We have just surpassed the Soviets for the longest attempt to quell insurgents in Afghanistan. The Soviet military blunder lasted nine years and 50 days. We have now been in the “graveyard of empires” for 9 years 51 days.

Both the Soviets and Americans, however, can be proud that they long outlasted both British mistakes. The first (1839-41) ended in the destruction of the British Army. The second (1878-80) was a sparkling success. The goal of the war, however, was simply to make the Afghans accept a British diplomatic mission. If we had such low ambitions, we would not have been able to set our world record in futility.

Our record is all the more impressive given how close it comes to the Soviets’ own achievement. After they withdrew in utter humiliation from the war they conducted from December 27, 1979 to February 15, 1989, no one could foresee that any other country would have the stomach to blunder into the region with a purpose of long-term occupation.

Fans of the former Soviet Union have asked that an asterisk be placed in the record book since the latest record goes, technically, not to one country, but to NATO. Fans of the latest quagmire respond by noting: (1) a long part of the period the Soviets claim was nothing more than an extended withdrawal made longer by their inept supply chain management, so at least that period should not be included in the “occupation” record; and (2) the Soviets themselves claimed to be a “union” of “republics.”

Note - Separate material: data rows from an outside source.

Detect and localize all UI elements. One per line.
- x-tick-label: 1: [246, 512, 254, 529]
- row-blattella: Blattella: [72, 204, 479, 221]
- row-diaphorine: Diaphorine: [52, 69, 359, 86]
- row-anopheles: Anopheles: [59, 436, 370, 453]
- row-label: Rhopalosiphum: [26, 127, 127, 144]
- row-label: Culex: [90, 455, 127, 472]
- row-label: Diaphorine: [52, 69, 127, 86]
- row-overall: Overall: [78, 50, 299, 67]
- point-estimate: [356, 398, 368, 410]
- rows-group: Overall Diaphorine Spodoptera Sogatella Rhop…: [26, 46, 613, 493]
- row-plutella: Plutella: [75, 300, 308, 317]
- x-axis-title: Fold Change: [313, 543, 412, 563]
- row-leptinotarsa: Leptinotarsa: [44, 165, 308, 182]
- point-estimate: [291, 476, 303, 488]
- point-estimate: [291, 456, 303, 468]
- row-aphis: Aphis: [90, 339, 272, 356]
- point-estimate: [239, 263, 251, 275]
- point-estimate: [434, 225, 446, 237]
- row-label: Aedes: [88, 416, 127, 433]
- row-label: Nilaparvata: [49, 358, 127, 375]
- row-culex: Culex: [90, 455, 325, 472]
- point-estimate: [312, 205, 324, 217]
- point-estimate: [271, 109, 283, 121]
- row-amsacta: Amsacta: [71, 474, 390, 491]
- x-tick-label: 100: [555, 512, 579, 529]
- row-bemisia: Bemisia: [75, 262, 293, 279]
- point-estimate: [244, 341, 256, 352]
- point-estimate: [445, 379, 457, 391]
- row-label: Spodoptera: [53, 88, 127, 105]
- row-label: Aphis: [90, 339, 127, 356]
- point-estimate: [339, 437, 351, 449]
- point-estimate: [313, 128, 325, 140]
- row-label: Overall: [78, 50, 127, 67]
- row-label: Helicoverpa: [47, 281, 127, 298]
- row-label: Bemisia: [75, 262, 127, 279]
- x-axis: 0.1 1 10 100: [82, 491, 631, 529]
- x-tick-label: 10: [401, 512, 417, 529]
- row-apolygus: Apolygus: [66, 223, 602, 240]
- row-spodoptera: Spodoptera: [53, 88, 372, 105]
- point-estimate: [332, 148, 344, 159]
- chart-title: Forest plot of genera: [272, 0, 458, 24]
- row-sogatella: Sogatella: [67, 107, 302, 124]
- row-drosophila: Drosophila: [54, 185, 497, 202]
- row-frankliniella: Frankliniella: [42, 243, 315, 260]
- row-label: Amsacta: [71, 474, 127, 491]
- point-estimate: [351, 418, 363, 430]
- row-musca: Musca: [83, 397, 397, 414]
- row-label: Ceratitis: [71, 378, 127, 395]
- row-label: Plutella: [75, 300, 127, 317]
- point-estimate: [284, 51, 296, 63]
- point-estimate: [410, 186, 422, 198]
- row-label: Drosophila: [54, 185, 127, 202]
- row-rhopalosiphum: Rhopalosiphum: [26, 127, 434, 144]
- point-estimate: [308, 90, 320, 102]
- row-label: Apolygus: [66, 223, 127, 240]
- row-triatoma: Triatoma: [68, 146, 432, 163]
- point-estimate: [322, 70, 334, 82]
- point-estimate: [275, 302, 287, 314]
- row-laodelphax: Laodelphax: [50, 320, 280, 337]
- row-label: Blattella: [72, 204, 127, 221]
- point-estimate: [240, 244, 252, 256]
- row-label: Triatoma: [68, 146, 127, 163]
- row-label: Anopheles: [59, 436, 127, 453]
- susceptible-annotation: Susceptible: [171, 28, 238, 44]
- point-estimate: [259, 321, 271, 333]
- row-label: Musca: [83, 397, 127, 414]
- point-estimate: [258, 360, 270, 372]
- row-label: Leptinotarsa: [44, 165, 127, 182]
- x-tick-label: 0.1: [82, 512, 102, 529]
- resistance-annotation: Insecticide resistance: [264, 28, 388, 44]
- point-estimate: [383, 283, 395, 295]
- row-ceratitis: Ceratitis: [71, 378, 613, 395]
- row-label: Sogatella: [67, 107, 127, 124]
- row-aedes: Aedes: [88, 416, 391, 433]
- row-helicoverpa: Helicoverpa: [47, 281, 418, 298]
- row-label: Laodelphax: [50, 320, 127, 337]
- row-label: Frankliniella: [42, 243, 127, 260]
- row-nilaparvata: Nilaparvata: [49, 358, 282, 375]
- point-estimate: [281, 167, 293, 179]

No one knows how much longer the US plans to extend the record. From what we’ve been seeing lately, the US intends to crush the Soviet record, perhaps to make everyone forget that that Soviets even attempted such stupidity. Evidently the Pentagon has its eyes on the kind of record-shattering performance that Bob Beamon delivered in Mexico City in 1968 or Secretariat at the Belmont Stakes. Former Red Army officers marvel at how a supposedly civilian-controlled military can call the shots for such a long time. “We could never fool the people that well,” lamented a former Soviet general, who asked to remain unidentified.